As companies in this digital era are connected via the Internet, technology experts and researchers are gauging the impact of information technology on a country’s gross domestic product (GDP). A nation’s economic productivity mainly provides an aggregate measure of its production, which is the sum total of its overall institutional units employed in the production process.
According to a recent research conducted by one of the leading research houses across the globe, McKinsey, the internet has accounted for about 21% of a matured economy’s growth in the last five years. With more than 2 billion people connected through the web, nearly $8 trillion worth of transactions every day exchange hands through the eCommerce.
In such a scenario, market commentators are evaluating whether the rising adoption of cloud computing across the globe is driving a country’s productive capacity? Let’s dig deeper to understand this:
The technology pundits are striving to identify the best options for large-to-mid and small size businesses. They believe that small enterprises were initially more reluctant and slow to adopt the cloud technology due to the uncertainty of the service provider’s contracts and services.
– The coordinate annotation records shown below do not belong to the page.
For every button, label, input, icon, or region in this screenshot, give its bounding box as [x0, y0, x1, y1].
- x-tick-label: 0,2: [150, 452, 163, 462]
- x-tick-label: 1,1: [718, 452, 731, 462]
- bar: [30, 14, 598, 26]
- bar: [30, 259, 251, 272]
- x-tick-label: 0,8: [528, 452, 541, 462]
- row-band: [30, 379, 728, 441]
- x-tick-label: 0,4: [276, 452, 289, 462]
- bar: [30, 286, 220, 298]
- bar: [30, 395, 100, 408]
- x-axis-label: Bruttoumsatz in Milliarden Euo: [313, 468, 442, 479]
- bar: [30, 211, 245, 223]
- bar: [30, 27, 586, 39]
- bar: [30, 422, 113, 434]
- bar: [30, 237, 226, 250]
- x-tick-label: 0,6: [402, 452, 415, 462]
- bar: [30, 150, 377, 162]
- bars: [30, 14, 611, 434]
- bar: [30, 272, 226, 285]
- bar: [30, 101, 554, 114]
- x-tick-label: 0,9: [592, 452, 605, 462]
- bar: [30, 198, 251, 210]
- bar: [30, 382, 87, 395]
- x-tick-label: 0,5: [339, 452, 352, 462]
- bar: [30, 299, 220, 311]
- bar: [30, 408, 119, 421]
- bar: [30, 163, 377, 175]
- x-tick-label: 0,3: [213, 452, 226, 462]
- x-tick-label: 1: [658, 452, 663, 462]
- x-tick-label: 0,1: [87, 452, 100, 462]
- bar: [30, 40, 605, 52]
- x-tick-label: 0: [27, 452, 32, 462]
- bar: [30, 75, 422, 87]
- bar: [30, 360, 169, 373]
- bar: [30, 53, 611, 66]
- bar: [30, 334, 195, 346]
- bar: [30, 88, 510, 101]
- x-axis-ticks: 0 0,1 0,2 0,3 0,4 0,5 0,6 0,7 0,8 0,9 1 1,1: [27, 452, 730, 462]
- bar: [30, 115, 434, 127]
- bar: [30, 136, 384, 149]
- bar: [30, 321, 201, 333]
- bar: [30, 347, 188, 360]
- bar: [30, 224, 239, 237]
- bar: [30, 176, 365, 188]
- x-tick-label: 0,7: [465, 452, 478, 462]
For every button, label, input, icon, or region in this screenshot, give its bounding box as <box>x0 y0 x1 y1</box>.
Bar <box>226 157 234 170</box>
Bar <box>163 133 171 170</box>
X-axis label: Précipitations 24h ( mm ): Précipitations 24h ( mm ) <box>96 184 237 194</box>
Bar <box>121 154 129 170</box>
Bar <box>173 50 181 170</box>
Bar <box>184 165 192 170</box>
However, with the tightening of government policies and stringent regulatory norms, these firms have gained more confidence on this cutting edge technology and have migrated to the cloud.
Today, the global economies are converting the computing options to the economic growth opportunities in order to unleash the potential of the online cloud data storage solutions to establish a strong and wide network of the nation-wise digital coordinators that can play a strategic role in the big data development within the cloud. This will further create a group of digital controller from every member country worldwide.
However, this global push is challenged by the growing cyber crimes and cloud scandals. A recent survey conducted by the Cloud Security Alliance in the US indicated that nearly 56% of the respondents are less likely to adopt cloud computing service from a vendor based in the country. This further indicated that the providers are likely to lose approximately $26 billion revenues by the year 2016, which accounts for about 20% of their share in the foreign cloud services market.
However, there is growing conviction that countries based in the Asia-Pacific region, including India, have the enthusiasm to create cloud capabilities that can move European nations in the protectionist direction. But this will severely affect the US-based service providers, currently accounting for roughly 85% share of cloud services globally.
The above statistics and facts clearly indicate that a nation can boost its economic productivity and growth by tapping the potential of the cloud technology and build trans-national trade & investment partnerships. In this light, India is considered as one of the fastest growing destinations offering superior cloud computing solutions in a highly secured environment.